The guide’s moral justification for this process is more difficult to parse, with reasoning ranging from “providence” to “aesthetics.” “It is God who in His providence has allowed us to learn in the late 20th century about woman’s alternating fertility and infertility-and about Natural Family Planning-at the same time that other medical advances greatly increased the population survival rate,” Couple to Couple explains before detailing a more compelling argument-the sex is better, too. “Contraceptive condoms (male or female), sponges, diaphragms and foams have definite problems in the area of ‘aesthetics’-many couples find them downright unpleasant, and they interfere with spontaneity.”
I weigh the difference between wild yam extract and estrogen, barrier methods and calculated infertile sex, “sex for pleasure” and “family planning,” and wish I could find a customer to help explain her preferences. I consider the fact that on Halloween, even the staunchest pro-life customer might be moved to skip across the street to the CVS, where Kit Kats are stocked alongside condoms. Before I leave, I wonder if I can justify expensing the $24.95 book for further study. Instead, I settle on a companion piece, the “Art of Natural Family Planning Chart Booklet” ($2). I approach Pam for the sale.
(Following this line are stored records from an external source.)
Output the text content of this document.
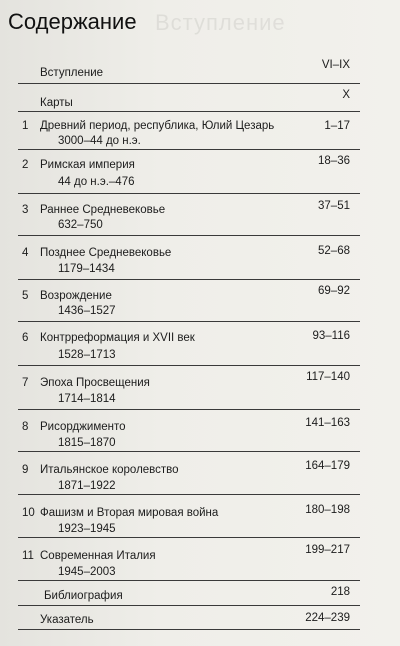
Вступление
Содержание
Вступление
VI–IX
Карты
X
1 Древний период, республика, Юлий Цезарь
3000–44 до н.э.
1–17
2 Римская империя
44 до н.э.–476
18–36
3 Раннее Средневековье
632–750
37–51
4 Позднее Средневековье
1179–1434
52–68
5 Возрождение
1436–1527
69–92
6 Контрреформация и XVII век
1528–1713
93–116
7 Эпоха Просвещения
1714–1814
117–140
8 Рисорджименто
1815–1870
141–163
9 Итальянское королевство
1871–1922
164–179
10 Фашизм и Вторая мировая война
1923–1945
180–198
11 Современная Италия
1945–2003
199–217
Библиография	218
Указатель	224–239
“Are you going to use it?” she asks, hesitating to go back behind the counter to ring up my purchase.
Of course I’m not going to use it, I think. I’m going to skim over it, extract its detail, and use it to color my essay on your place of business.
“They’re paired with the books, and we only have a limited number,” Pam explains, still not making the move behind the counter. Her husband sits silent behind the partition. I eye the large stack of charts by the door, which has not opened since my arrival. “So you’re not going to sell it to me?”
Pam doesn’t answer me, just sighs, moves behind the counter, and punches in the data. I stand in silence for several minutes as Pam moves through the arduous sale; the item’s ID number, 123-456, doesn’t register correctly in the pharmacy’s system. Pam follows a dozen curt orders from her husband before dialing a number on the telephone for outside help. I offer to pay for the booklet without a receipt.
At last I leave with booklet in hand. Within it are hundreds of tidy checkable boxes for tracking one’s “coitus record” and “mucus sensations.”